In this article, the well-known black box checking approach of Peled, Vardi, and Yannanakis
is specialized, optimized, and extended for practical property-oriented gray box testing of C/C++ modules. All software modules whose true behavior can be expressed by symbolic finite state machines (SFSMs) can be tested according to this novel approach. In contrast to conventional finite state machines, SFSMs can operate on input and output interfaces involving conceptually infinite data types, like real and integral numbers. Safety properties, liveness properties and combinations thereof are specified using Linear Temporal Logic (LTL), and a test strategy driven by a model learning algorithm is used to automatically create an SFSM model in the background that is equivalent to the true behavior of the module under test. The model learned by testing is checked with respect to fulfillment of the desired property, using standard LTL property checking algorithms. Various new optimization strategies allow for early detection of property violations. Moreover, the application of fuzz testing in the first testing phase accelerates the original black box checking approach in a considerable way, at the same time avoiding infeasible checks  due to memory exhaustion. 

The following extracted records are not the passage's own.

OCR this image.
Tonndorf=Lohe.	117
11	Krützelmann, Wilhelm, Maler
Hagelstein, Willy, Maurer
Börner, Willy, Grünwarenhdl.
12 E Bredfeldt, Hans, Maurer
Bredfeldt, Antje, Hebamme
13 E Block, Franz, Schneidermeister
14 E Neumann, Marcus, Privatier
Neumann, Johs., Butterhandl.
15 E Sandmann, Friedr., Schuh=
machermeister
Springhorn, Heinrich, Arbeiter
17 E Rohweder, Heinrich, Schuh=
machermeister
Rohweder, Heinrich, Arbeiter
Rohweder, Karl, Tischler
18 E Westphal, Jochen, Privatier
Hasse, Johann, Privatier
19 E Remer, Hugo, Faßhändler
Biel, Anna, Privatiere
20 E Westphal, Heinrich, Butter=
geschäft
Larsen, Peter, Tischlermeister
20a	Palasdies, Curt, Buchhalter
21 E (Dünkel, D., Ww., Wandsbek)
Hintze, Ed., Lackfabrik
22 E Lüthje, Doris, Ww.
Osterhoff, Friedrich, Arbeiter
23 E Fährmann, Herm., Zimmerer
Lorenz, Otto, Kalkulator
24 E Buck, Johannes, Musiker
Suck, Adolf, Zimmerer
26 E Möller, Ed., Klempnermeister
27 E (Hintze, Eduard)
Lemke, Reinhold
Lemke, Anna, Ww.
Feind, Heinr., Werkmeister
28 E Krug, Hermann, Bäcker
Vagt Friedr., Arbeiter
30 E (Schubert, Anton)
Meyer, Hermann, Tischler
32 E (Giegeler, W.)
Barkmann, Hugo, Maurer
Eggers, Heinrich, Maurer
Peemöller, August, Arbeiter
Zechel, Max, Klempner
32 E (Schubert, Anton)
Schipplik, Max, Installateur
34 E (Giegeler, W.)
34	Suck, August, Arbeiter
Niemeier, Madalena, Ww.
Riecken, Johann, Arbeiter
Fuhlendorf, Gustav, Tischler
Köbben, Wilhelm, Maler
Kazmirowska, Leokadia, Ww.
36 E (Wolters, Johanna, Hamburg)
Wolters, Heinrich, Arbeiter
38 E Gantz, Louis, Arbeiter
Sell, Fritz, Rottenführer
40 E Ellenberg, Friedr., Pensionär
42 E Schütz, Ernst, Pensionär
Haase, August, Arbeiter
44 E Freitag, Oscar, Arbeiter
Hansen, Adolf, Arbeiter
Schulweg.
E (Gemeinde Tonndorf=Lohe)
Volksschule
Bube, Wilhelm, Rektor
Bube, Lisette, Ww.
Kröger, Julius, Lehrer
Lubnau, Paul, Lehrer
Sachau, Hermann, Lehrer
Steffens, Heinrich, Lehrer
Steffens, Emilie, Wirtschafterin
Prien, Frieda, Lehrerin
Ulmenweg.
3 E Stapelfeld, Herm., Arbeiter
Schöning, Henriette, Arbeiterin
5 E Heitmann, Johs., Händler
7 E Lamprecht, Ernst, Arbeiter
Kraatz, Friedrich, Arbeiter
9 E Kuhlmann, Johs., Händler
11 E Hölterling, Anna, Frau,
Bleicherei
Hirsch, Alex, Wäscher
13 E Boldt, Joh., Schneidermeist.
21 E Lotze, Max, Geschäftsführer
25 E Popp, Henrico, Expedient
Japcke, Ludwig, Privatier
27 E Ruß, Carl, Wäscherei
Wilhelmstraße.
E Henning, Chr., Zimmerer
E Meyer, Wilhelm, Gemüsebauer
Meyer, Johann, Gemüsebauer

This combined testing and model checking approach is complete in the sense that passing the suite proves that the module under test satisfies the specified property, provided that certain hypotheses about the size of the module's state space and the conditions and assignment expressions used in the code are fulfilled. Since these hypotheses can be easily checked by static code analyses, the gray box checking approach presented here is a viable alternative to ``conventional'' software model checking. All test and model checking algorithms presented here have been implemented in open source libraries and can be directly applied on a server farm in the cloud with an open interface provided by the authors' research group.